News

Afternoon analysis 05.09.2014

, author:

Piotr Lonczak

The euro is gaining ground after unexpected ECB move. The zloty extended gains after Thursday's rally. The dollar dropped as disappointing labor market data put the Fed in difficult position. Hope for peace in Ukraine spur risk-taking.

The European Central Bank implemented additional measures to spur growth and inflation. The ECB cut interest rates – the refinancing rate was lowered to 0.05 percent and the deposit rate was brought down to minus 0.2 percent – and additionally introduced the asset-backed securities purchases. In the meantime, the ECB is working on the TLTRO launch. The new measures were introduced to encourage a demand for credit in the eurozone. Until now record-low interest rates haven't increased the demand for loans due to heightened risk-aversion, according to the ECB.

The ECB President, Mario Draghi, said the central bank will purchase securities worth about 700 billion euros. The number was inferred from Draghi's comments on the plan to expand the size of ECB's balance sheet to the level it was at the beginning of 2012 – thus, the size of the balance sheet will grow to 2.7 billion euros from 2.0 billion euros .

Payrolls weakened the dollar

Employment numbers were worse than expected. In August employment in the non-agricultural sector increased by 142,000 – less than 225,000 predicted. The advance in employment in the private sector was only 134,000, lower than 208,000 expected. In the previous month, the employment increased by 212,000 and 213,000, respectively (after revision from 209,000 and 198,000 ).

The dollar fell against the euro after the data was released. The U.S. currency dropped also against the pound and the zloty.

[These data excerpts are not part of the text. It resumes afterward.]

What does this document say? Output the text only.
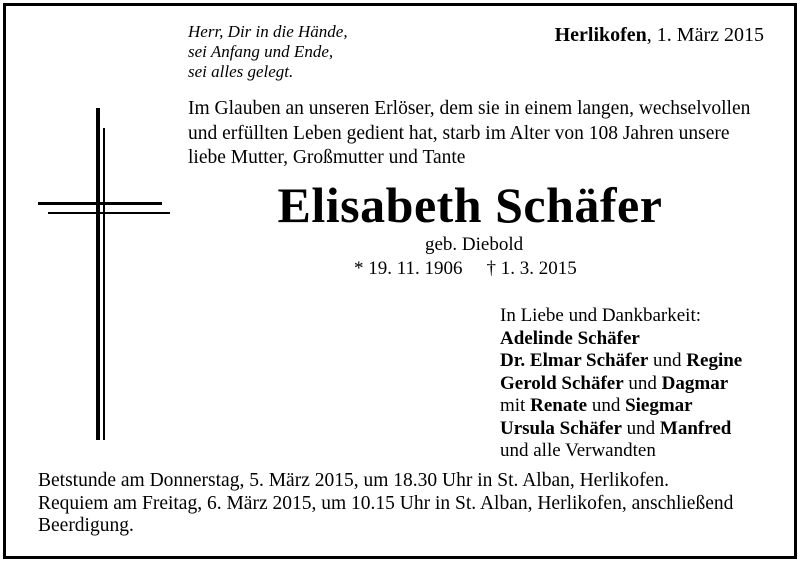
Herr, Dir in die Hände,
sei Anfang und Ende,
sei alles gelegt.
Herlikofen, 1. März 2015
Im Glauben an unseren Erlöser, dem sie in einem langen, wechselvollen
und erfüllten Leben gedient hat, starb im Alter von 108 Jahren unsere
liebe Mutter, Großmutter und Tante
Elisabeth Schäfer
geb. Diebold
* 19. 11. 1906 † 1. 3. 2015
In Liebe und Dankbarkeit:
Adelinde Schäfer
Dr. Elmar Schäfer und Regine
Gerold Schäfer und Dagmar
mit Renate und Siegmar
Ursula Schäfer und Manfred
und alle Verwandten
Betstunde am Donnerstag, 5. März 2015, um 18.30 Uhr in St. Alban, Herlikofen.
Requiem am Freitag, 6. März 2015, um 10.15 Uhr in St. Alban, Herlikofen, anschließend
Beerdigung.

Moreover, the employment figures put the Federal Reserve in a difficult position. The Fed planned to continue the withdrawal of unconventional monetary policy measures and interest-rate-driven monetary policy. However, if the next labor market data disappoint, the central bank might be forced to reconsider its agenda.

The pound remained weak

The Bank of England said inflation expectations increased to 2.8 percent in the third quarter of 2014 from 2.6 percent in the previous three month period. Although the data increase pressure to raise interest rates, the pound continued to fall. The sterling tried to curb loses after poor U.S. data, but eventually it dropped against the dollar and the euro.

From the perspective of the pound the key issue is the referendum on the Scottish independence. If the worst case scenario occurs, both the economical and political consequences will be unpredictable. The pressure on the pound was strengthened after the survey depicting a minority of opponents to independence, was released. The British currency is now at the lowest level since mid-February.

The zloty between the ECB and Ukraine

In the short term, after the ECB decision the zloty should rise against the euro due to the weakness of the common currency and increased risk-taking on the markets. The zloty will also rise against the frank – the Swiss currency appreciation potential is limited due to cap imposed by the Swiss National Bank. The direction against the dollar will be determined after the FOMC meeting in mid-September.

The Polish currency may also exploit hope for a political solution in Ukraine. Wednesday's information on easing tensions between Ukraine and Russia was interpreted differently by Moscow and Kiev, nevertheless, the long-awaited ceasefire was announced today. The zloty rose against all major pairs.

Another important issue for the zloty is the stance of the Monetary Policy Council. In the current circumstances of ultra-expansive monetary policy in the eurozone, the MPC may be willing to cut interest rates deeper than previously planned. The major arguments in favor of that solution are: weakness of the economy, possible appreciation of the zloty due to interest rates disparity and increase of risk-appetite after easing of the Ukrainian crisis. Thus, the MPC meeting in October is going to be very interesting.


This commentary is not a recommendation within the meaning of Regulation of the Minister of Finance of 19 October 2005. It has been prepared for information purposes only and should not serve as a basis for making any investment decisions. Neither the author nor the publisher can be held liable for investment decisions made on the basis of information contained in this commentary. Copying or duplicating this report without the written permission from Cinkciarz.pl Sp. z o.o is prohibited.